How is the inverse of the inclusion map defined? I was looking at the answer to this question about inclusion maps and continuity.
A function is continuous if and only if its composition with the inclusion map is continuous.
The answer states that
$\iota^{-1}(U) = U \cap A$
However, how is this defined for points that are not part of $A$. In other words, it doesn't seem like you can take a function $f(A) \to X$ and invert it from $f^{-1}(X) \to A$ if the original function's range was not all of $X$.
 A: For any function $f: X \to Y$ and any  $B \subset Y$ the set $f^{-1}[B]$ (sometimes denoted $f^{-1}(B)$ in some texts), the preimage of $B$ under $f$, means by definition the set of points in $X$ with values in $B$, so $$f^{-1}[B] = \{x \in X: f(x) \in B\}$$
You should already know it, as continuity between topological spaces is defined as the fact that for any open subset $U$ of $Y$, the set $f^{-1}[U]$ is open in $X$.
It should not be confused with a function image.
When we have the inclusion $i : X \to Y$ for a situation $X \subseteq Y$, so $i(x) = x$, and we have a subset $U \subseteq Y$, then $$\{x \in X: i(x) \in U\} = \{x \in X: x \in U\} = X \cap U$$ and so if we need $i$ to be continuous this means that for every open subset $U$ of $Y$, the intersection $X \cap U$ must be open in $X$. Which is exactly the definition of the subspace topology, which is chosen minimally so that $i$ is continuous.
A: Here's an ambiguity:


*

*If $y$ is a point in the image of $f,$ then $f^{-1}(y)$ means the unique point, if any, in the domain of $f$ for which $f(x) = y.$ If there is no such point or more than one such point, then the expression $f^{-1}(y)$ is undefined.

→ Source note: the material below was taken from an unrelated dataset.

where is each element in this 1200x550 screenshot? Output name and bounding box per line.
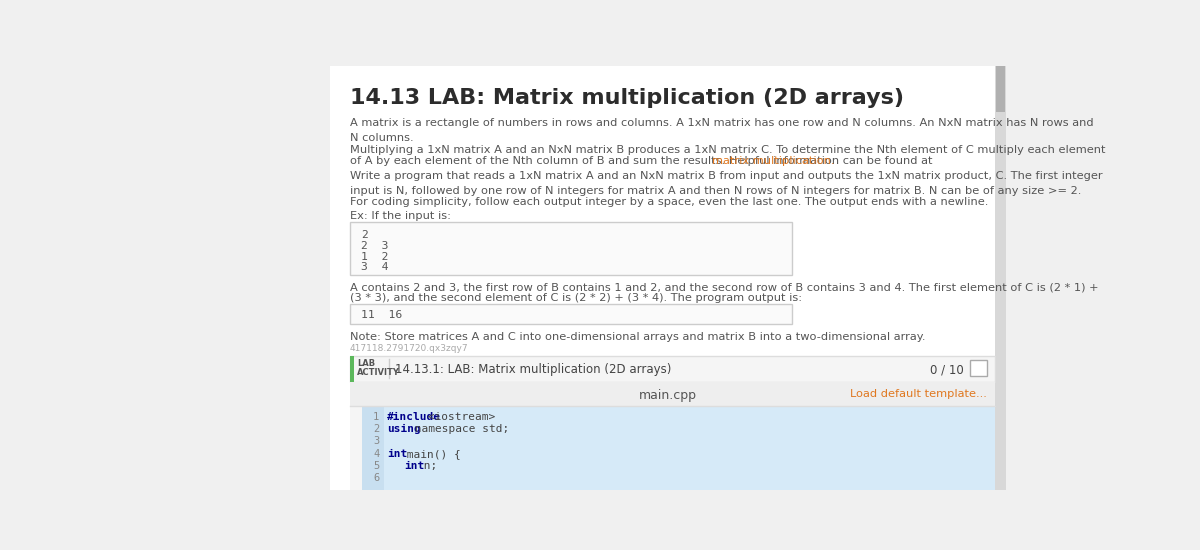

*But if $B$ is a subset, rather than a member, of the image of $f,$ the $f^{-1}(B)$ means the set $A= \{\, x : f(x) \in B \,\}.$ There is no subset $B$ of the image for which $f^{-1}(B)$ is undefined. That's what you're talking about when you say $f$ is continuous if and only if for every open set $U$ in the codomain, $f^{-1}(U)$ is open in the domain.
Some writers on set theory will call this $f[B]$ as opposed to $f(B).$ This is important when $B$ is both a member and a subset of the domain, as sometimes happens in set theory. In that case $f[B]$ and $f(B)$ are different things.